A Aventura de Dona Rosalina

 

"A Aventura de Dona Rosalina"

Rosalina Martins tinha 74 anos, cabelos bem penteados com rolinhos todas as noites, unhas pintadas de vermelho discreto e uma gargalhada que se ouvia do outro lado da rua. Morava em Setúbal, num prédio antigo com varandas de ferro forjado, onde cultivava manjericão, hortelã e tomates-cereja numas jardineiras improvisadas.


Tinha sido funcionária dos correios durante 35 anos e era conhecida por sempre trazer um rebuçado no bolso para as crianças e um comentário espirituoso para os adultos. Reformada há quase duas décadas, nunca deixara de se manter ativa. Fazia hidroginástica duas vezes por semana, era mestre em tricô (já tinha feito mantas para meia família) e liderava o grupo “Alegria na Terceira Idade” no centro comunitário do bairro.

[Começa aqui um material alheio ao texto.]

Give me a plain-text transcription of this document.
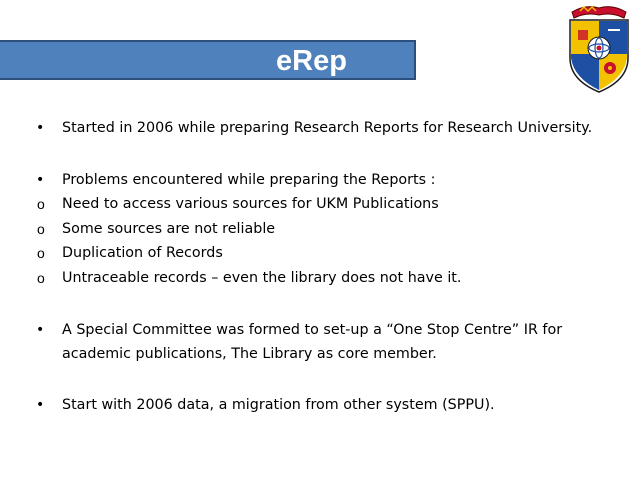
eRep
•	Started in 2006 while preparing Research Reports for Research University.
•	Problems encountered while preparing the Reports :
o	Need to access various sources for UKM Publications
o	Some sources are not reliable
o	Duplication of Records
o	Untraceable records – even the library does not have it.
•	A Special Committee was formed to set-up a “One Stop Centre” IR for
academic publications, The Library as core member.
•	Start with 2006 data, a migration from other system (SPPU).
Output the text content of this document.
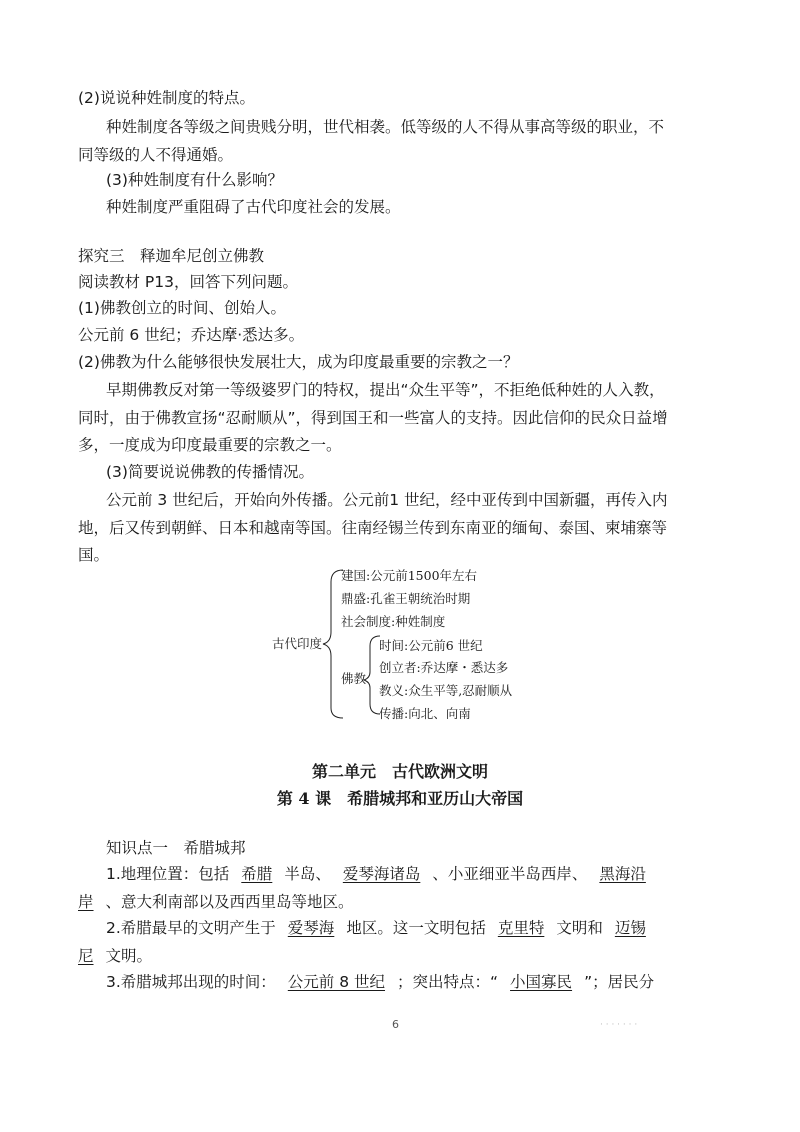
(2)说说种姓制度的特点。
种姓制度各等级之间贵贱分明，世代相袭。低等级的人不得从事高等级的职业，不
同等级的人不得通婚。
(3)种姓制度有什么影响？
种姓制度严重阻碍了古代印度社会的发展。
探究三　释迦牟尼创立佛教
阅读教材 P13，回答下列问题。
(1)佛教创立的时间、创始人。
公元前 6 世纪；乔达摩·悉达多。
(2)佛教为什么能够很快发展壮大，成为印度最重要的宗教之一？
早期佛教反对第一等级婆罗门的特权，提出“众生平等”，不拒绝低种姓的人入教，
同时，由于佛教宣扬“忍耐顺从”，得到国王和一些富人的支持。因此信仰的民众日益增
多，一度成为印度最重要的宗教之一。
(3)简要说说佛教的传播情况。
公元前 3 世纪后，开始向外传播。公元前1 世纪，经中亚传到中国新疆，再传入内
地，后又传到朝鲜、日本和越南等国。往南经锡兰传到东南亚的缅甸、泰国、柬埔寨等
国。
古代印度
建国:公元前1500年左右
鼎盛:孔雀王朝统治时期
社会制度:种姓制度
佛教
时间:公元前6 世纪
创立者:乔达摩・悉达多
教义:众生平等,忍耐顺从
传播:向北、向南
第二单元　古代欧洲文明
第 4 课　希腊城邦和亚历山大帝国
知识点一　希腊城邦
1.地理位置：包括 希腊 半岛、 爱琴海诸岛 、小亚细亚半岛西岸、 黑海沿
岸 、意大利南部以及西西里岛等地区。
2.希腊最早的文明产生于 爱琴海 地区。这一文明包括 克里特 文明和 迈锡
尼 文明。
3.希腊城邦出现的时间： 公元前 8 世纪 ；突出特点：“ 小国寡民 ”；居民分
6	· · · · · · ·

Mas Rosalina queria mais. Muito mais.


Um dia, ouviu uma reportagem na televisão sobre um grupo de seniores espanhóis que estavam a fazer caminhadas pelo Caminho de Santiago. “Ora bolas”, disse ela com uma colher de pau na mão e o avental sujo de farinha. “Se os espanhóis podem, por que é que eu não hei de poder?”

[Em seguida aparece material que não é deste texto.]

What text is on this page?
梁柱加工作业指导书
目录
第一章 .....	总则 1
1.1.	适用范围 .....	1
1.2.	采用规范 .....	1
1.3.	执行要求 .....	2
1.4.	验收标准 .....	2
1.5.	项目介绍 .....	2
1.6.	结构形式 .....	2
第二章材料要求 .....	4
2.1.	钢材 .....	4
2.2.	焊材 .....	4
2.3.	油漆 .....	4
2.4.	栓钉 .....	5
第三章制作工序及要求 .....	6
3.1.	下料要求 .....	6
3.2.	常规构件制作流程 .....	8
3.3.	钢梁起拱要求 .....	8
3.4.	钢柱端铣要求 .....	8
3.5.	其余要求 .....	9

Na manhã seguinte, marchou ao café da esquina e disse para o seu grupo de amigas:


— Meninas, vamos fazer o Caminho de Santiago!


Houve gargalhadas, espanto, tosses de surpresa e uma ou duas que pensaram que ela estava a brincar. Mas bastou uma semana para juntar quatro amigas determinadas: Lídia (76), Palmira (72), Ermelinda (75) e Nair (78). Chamaram-se as “Peregrinas do Bacalhau” — porque, segundo elas, ninguém faz nada em Portugal sem levar uma boa história e uma referência à comida.


Treinaram durante meses. Caminhavam pelos trilhos da Serra da Arrábida, faziam alongamentos no parque e até passaram a recusar os pastéis de nata do café “para manter a forma”, como diziam entre risos. Os maridos e filhos acharam que era maluquice — mas nenhuma as demoveu.


E lá foram. De mochila às costas, chapéu na cabeça, ténis novos e muita conversa no caminho. Foram fazendo o percurso aos poucos, por etapas, sempre juntas. Riram, perderam-se duas vezes, conheceram gente do mundo inteiro e até inventaram uma coreografia para cantar à noite nos albergues. Dona Rosalina, com o telemóvel na mão, filmava tudo e publicava os vídeos no Facebook. Rapidamente começaram a receber mensagens de apoio de desconhecidos, que se inspiravam nas suas aventuras.


Ao fim de alguns dias, chegaram a Santiago. Choraram, abraçaram-se, agradeceram e celebraram com uma mariscada e vinho verde — porque as “Peregrinas do Bacalhau” não brincavam em serviço.


De volta a Setúbal, viraram celebridades locais. Foram entrevistadas por uma rádio, convidadas para contar a experiência numa escola secundária e, claro, receberam um mural pintado na parede do centro comunitário com a frase:


“Nunca é tarde para partir.”


Hoje, Dona Rosalina já planeia a próxima “aventura sénior”: um cruzeiro no Douro com aulas de dança a bordo.

Quando alguém pergunta se ela não acha perigoso fazer essas coisas com 74 anos, ela responde com um sorriso:


 “Perigoso é ficar em casa a ver novela o dia todo e pensar que a vida acabou. A minha ainda agora começou.”